Failure to adopt some version of Arkansas Works would create havoc for the state budget during the fiscal session. Experts say failure to adopt Arkansas Works, and pass the companion budget bill during the fiscal session, would create a new $100-$120 million hole in the fiscal 2017 budget which starts July 1. That would mean additional cuts in programs important to children and families. Governor Hutchinson has already admitted as much, and legislative leaders are developing contingency plans for huge across-the-board cuts (except for state funding to public schools) that could total as much as six percent.
These cuts would come on top of the 2013 and 2015 tax cuts that reduced state revenues by $242 million – revenues that otherwise would have been available for the fiscal 2017 budget. The tax cuts worsened major funding gaps in programs critical to vulnerable children and families, including funding needed to maintain the quality of Arkansas’s highly regarded pre-K program; a child welfare system for abused and neglected children already wilting because of high caseloads; and reforming a juvenile justice system that incarcerates too many low- and medium-risk kids instead of serving them in more effective community-based programs. These are in addition to other unfunded initiatives that we know could improve the well-being of our most vulnerable children, such as after-school and summer programs to reduce summer learning loss for low-income kids, a state earned income tax credit (EITC) to improve their economic well-being, and paid family leave to improve the care and development of our youngest kids.
A third session on funding for highways and roads also looms large for children and families, and many of the proposals floated so far don’t look good for them. Some of the more troublesome proposals include: reallocating future general revenue growth away from already-strapped services for children and families to highways and roads, stopping a planned grocery tax cut that would benefit low- and middle-income families the most, and relying on future budget surpluses that would almost certainly be inadequate to meet the needs of highways and roads.
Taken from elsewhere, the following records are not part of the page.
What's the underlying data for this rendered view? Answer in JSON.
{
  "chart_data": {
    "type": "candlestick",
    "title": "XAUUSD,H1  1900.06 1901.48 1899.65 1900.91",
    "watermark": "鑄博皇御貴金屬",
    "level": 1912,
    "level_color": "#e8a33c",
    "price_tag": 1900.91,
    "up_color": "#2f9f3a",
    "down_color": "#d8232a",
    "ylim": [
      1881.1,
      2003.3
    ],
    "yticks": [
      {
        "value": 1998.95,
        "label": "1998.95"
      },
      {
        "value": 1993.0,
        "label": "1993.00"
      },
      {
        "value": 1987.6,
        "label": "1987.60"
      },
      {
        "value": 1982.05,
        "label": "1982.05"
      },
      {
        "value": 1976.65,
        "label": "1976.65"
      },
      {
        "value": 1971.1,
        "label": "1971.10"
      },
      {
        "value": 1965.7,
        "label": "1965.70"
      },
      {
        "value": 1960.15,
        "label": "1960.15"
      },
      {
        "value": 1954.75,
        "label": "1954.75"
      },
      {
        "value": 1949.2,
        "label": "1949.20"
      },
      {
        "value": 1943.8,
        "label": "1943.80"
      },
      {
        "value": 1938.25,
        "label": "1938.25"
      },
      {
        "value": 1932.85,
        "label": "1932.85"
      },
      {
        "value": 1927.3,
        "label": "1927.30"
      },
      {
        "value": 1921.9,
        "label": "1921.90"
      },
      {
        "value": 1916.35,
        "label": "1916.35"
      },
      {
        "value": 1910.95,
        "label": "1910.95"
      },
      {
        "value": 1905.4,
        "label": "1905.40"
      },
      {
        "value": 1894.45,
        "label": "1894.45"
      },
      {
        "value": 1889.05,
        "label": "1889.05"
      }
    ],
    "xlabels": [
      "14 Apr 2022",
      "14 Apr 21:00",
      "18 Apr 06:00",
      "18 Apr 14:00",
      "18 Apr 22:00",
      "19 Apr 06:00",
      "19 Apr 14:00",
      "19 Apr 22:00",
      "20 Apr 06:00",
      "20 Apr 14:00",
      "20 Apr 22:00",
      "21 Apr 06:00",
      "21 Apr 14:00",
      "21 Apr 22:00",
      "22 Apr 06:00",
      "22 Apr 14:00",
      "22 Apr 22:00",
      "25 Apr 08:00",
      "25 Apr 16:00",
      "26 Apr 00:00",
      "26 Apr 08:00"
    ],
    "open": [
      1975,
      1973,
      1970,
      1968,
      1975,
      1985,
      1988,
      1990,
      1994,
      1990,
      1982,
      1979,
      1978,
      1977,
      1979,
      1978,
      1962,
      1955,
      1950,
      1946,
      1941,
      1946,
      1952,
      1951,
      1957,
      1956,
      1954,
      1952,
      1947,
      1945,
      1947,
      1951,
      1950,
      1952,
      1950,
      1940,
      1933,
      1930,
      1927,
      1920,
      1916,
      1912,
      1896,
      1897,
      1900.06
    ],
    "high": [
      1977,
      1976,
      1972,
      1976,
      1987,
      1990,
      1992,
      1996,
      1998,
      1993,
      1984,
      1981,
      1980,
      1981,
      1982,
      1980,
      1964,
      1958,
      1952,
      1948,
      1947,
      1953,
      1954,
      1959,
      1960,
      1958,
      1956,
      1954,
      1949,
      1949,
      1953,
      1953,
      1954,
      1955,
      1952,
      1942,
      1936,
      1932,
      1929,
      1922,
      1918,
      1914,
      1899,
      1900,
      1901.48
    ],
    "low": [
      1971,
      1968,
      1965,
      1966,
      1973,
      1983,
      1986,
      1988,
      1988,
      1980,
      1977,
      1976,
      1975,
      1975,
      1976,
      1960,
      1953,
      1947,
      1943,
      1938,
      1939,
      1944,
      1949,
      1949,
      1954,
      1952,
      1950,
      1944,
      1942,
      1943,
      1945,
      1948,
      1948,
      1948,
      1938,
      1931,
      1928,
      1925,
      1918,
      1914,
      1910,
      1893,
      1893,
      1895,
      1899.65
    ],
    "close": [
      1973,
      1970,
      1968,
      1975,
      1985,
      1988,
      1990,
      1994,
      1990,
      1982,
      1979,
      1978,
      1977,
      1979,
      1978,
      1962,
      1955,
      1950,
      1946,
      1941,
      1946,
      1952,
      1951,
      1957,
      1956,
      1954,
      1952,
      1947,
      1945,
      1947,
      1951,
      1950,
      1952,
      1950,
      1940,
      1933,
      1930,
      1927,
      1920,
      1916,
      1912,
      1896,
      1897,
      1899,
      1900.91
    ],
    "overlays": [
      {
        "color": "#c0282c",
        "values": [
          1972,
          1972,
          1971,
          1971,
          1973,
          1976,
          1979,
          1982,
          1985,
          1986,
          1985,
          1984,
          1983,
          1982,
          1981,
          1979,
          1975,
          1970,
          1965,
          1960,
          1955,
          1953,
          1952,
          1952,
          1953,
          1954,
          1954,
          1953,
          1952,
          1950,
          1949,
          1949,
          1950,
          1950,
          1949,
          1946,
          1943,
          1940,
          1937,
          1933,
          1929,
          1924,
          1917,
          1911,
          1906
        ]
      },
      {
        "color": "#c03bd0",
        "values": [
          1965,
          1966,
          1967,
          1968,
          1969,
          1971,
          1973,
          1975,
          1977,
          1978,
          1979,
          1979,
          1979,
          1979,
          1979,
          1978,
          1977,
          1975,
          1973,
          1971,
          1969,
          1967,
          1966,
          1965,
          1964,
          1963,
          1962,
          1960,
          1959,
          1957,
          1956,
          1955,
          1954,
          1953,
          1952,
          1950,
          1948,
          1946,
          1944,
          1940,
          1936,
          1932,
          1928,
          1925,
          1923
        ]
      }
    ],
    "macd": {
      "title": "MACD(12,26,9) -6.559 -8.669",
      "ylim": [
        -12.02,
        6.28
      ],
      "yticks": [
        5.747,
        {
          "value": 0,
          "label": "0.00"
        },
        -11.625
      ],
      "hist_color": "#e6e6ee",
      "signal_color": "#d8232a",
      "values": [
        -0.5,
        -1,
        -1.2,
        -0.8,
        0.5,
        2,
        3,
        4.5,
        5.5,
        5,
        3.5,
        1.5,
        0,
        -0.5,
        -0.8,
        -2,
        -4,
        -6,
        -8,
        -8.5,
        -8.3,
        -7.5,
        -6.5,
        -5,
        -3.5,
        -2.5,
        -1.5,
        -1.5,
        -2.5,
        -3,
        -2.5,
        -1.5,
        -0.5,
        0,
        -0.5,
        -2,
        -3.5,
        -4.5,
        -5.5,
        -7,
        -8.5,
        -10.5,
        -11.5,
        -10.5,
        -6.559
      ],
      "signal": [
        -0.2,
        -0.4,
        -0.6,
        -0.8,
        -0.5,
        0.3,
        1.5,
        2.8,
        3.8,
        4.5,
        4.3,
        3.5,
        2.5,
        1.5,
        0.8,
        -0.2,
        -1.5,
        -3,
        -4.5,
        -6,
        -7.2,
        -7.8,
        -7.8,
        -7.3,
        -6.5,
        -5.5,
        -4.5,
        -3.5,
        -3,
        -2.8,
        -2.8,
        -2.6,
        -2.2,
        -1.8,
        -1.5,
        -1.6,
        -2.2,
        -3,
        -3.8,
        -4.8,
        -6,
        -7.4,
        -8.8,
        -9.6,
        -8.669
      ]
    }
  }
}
A more sensible proposal would be to modernize the state’s gas tax by increasing it a modest 2.5 cents per gallon and indexing it to future inflation and improvements in fuel efficiency. That would raise significant funding for highways. We could even give part of the new revenues back in tax relief through a state EITC for low-income families, the only group left out of the 2015 tax cuts.
The state budget is a moral document. The decisions our Governor and our legislature make about how to spend our limited resources reflect our values and priorities. In a state that ranks 44th in child well-being and where one in four children live in poverty (closer to one in two for minority children), Arkansas children must be our highest priority in the state budget. It’s time our state leaders make them our highest priority, too.